NEMA Indexes Express Fluctuations

March 11, 2008—

The Primary Industrial Controls Index experienced healthy growth in 2007, rising 8.3 percent in the fourth quarter, but the index appears as though it will decline in 2008. For the entire calendar year, the index grew 6.2 percent, proving to be the most successful year of growth since 2004 and reached the highest level since 1997. The National Electrical Manufacturers Association’s (NEMA) Primary Industrial Controls and Adjustable Speed Drives Index, measuring broader demand for industrial controls, rose 6.7 percent over the previous quarter and 11.4 percent on a year-over-year basis. For the entire year 2007, the index was up 7.9 percent.

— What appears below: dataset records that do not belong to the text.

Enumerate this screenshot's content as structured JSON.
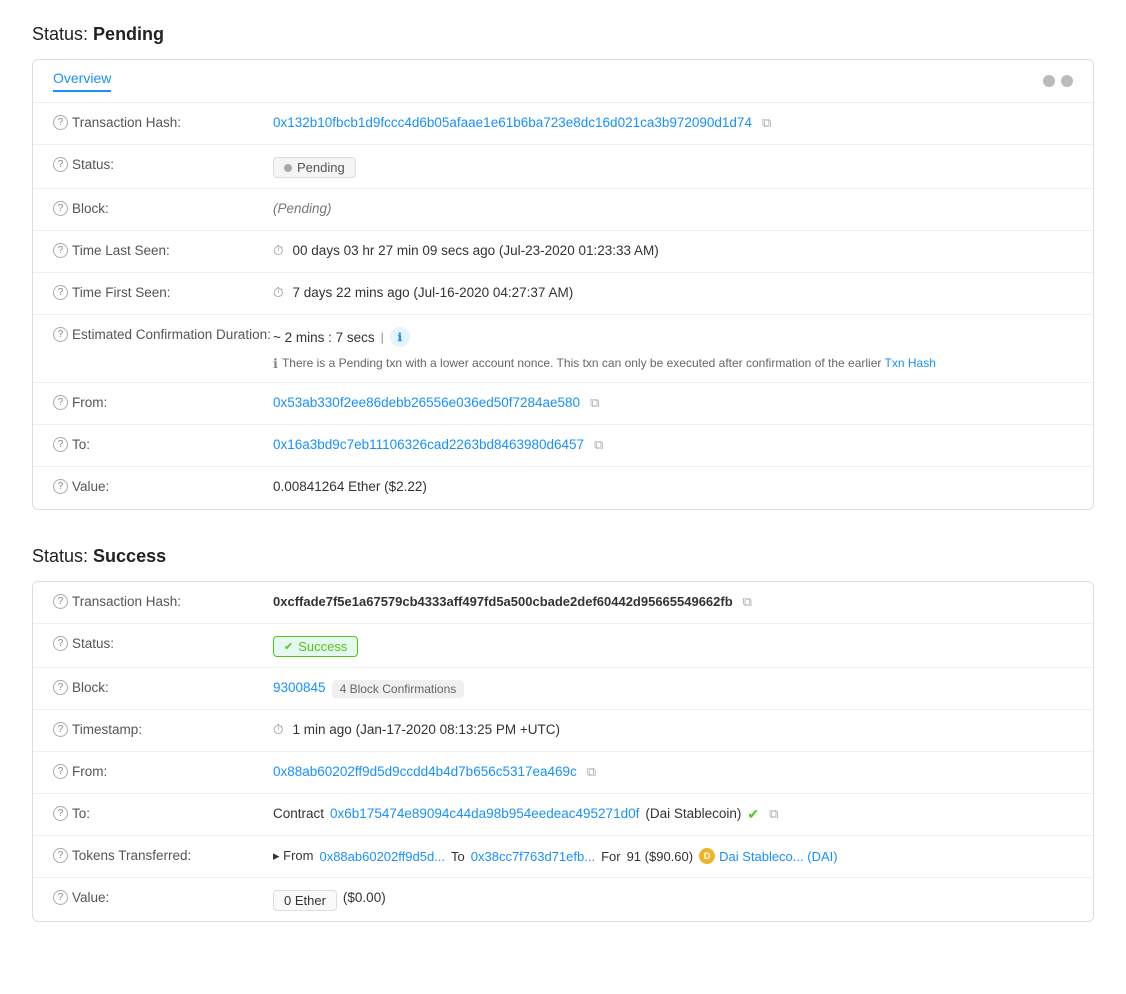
{
  "pending": {
    "section_title": "Status:",
    "section_status": "Pending",
    "tab_label": "Overview",
    "rows": {
      "tx_hash_label": "Transaction Hash:",
      "tx_hash_value": "0x132b10fbcb1d9fccc4d6b05afaae1e61b6ba723e8dc16d021ca3b972090d1d74",
      "status_label": "Status:",
      "status_value": "Pending",
      "block_label": "Block:",
      "block_value": "(Pending)",
      "time_last_seen_label": "Time Last Seen:",
      "time_last_seen_value": "00 days 03 hr 27 min 09 secs ago (Jul-23-2020 01:23:33 AM)",
      "time_first_seen_label": "Time First Seen:",
      "time_first_seen_value": "7 days 22 mins ago (Jul-16-2020 04:27:37 AM)",
      "est_confirm_label": "Estimated Confirmation Duration:",
      "est_confirm_value": "~ 2 mins : 7 secs",
      "pending_note": "There is a Pending txn with a lower account nonce. This txn can only be executed after confirmation of the earlier Txn Hash",
      "from_label": "From:",
      "from_value": "0x53ab330f2ee86debb26556e036ed50f7284ae580",
      "to_label": "To:",
      "to_value": "0x16a3bd9c7eb11106326cad2263bd8463980d6457",
      "value_label": "Value:",
      "value_amount": "0.00841264 Ether ($2.22)"
    }
  },
  "success": {
    "section_title": "Status:",
    "section_status": "Success",
    "rows": {
      "tx_hash_label": "Transaction Hash:",
      "tx_hash_value": "0xcffade7f5e1a67579cb4333aff497fd5a500cbade2def60442d95665549662fb",
      "status_label": "Status:",
      "status_value": "Success",
      "block_label": "Block:",
      "block_number": "9300845",
      "block_confirmations": "4 Block Confirmations",
      "timestamp_label": "Timestamp:",
      "timestamp_value": "1 min ago (Jan-17-2020 08:13:25 PM +UTC)",
      "from_label": "From:",
      "from_value": "0x88ab60202ff9d5d9ccdd4b4d7b656c5317ea469c",
      "to_label": "To:",
      "to_prefix": "Contract",
      "to_contract": "0x6b175474e89094c44da98b954eedeac495271d0f",
      "to_name": "(Dai Stablecoin)",
      "tokens_label": "Tokens Transferred:",
      "tokens_from_prefix": "▸ From",
      "tokens_from": "0x88ab60202ff9d5d...",
      "tokens_to_prefix": "To",
      "tokens_to": "0x38cc7f763d71efb...",
      "tokens_for": "For",
      "tokens_amount": "91 ($90.60)",
      "tokens_name": "Dai Stableco... (DAI)",
      "value_label": "Value:",
      "value_amount": "0 Ether",
      "value_usd": "($0.00)"
    }
  },
  "icons": {
    "help": "?",
    "copy": "⧉",
    "clock": "⏱",
    "check": "✔",
    "info": "ℹ"
  }
}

Over the past few months, the U.S. economy experienced stunted growth as consumer spending was at its slowest in years, residential investment declined considerably, inventories shrunk and the balance of trade was weak, even with the declining dollar. GDP growth surged in the third quarter of 2007, only to relatively freeze for the last quarter. Business investment was brighter, growing steadily due to spending on nonresidential structures. These factors indicate that prospects for the manufacturing sector are dimming and industrial control shipments are likely to weaken in 2008.  

NEMA’s Motors shipments Index showed similar tendencies in 2007, shrinking 7.3 percent quarter-to-quarter during the final three-month period of the year. The index slipped almost 7 percent on a year-over-year basis, imitating similar activity from four of the last five quarters. After showing double-digit growth the past two consecutive years, the index declined 3.5 percent over the full calendar year. These discouraging numbers are the result of a sharp fall in fractional horsepower motor shipments linked to the U.S. housing market slump; however, recent integral horsepower motor demand has been sturdy during the recent dips. On a more upbeat note, the industrial sector is anticipated to experience positive growth in the near future, due to export demand, business investment and inventory replenishment.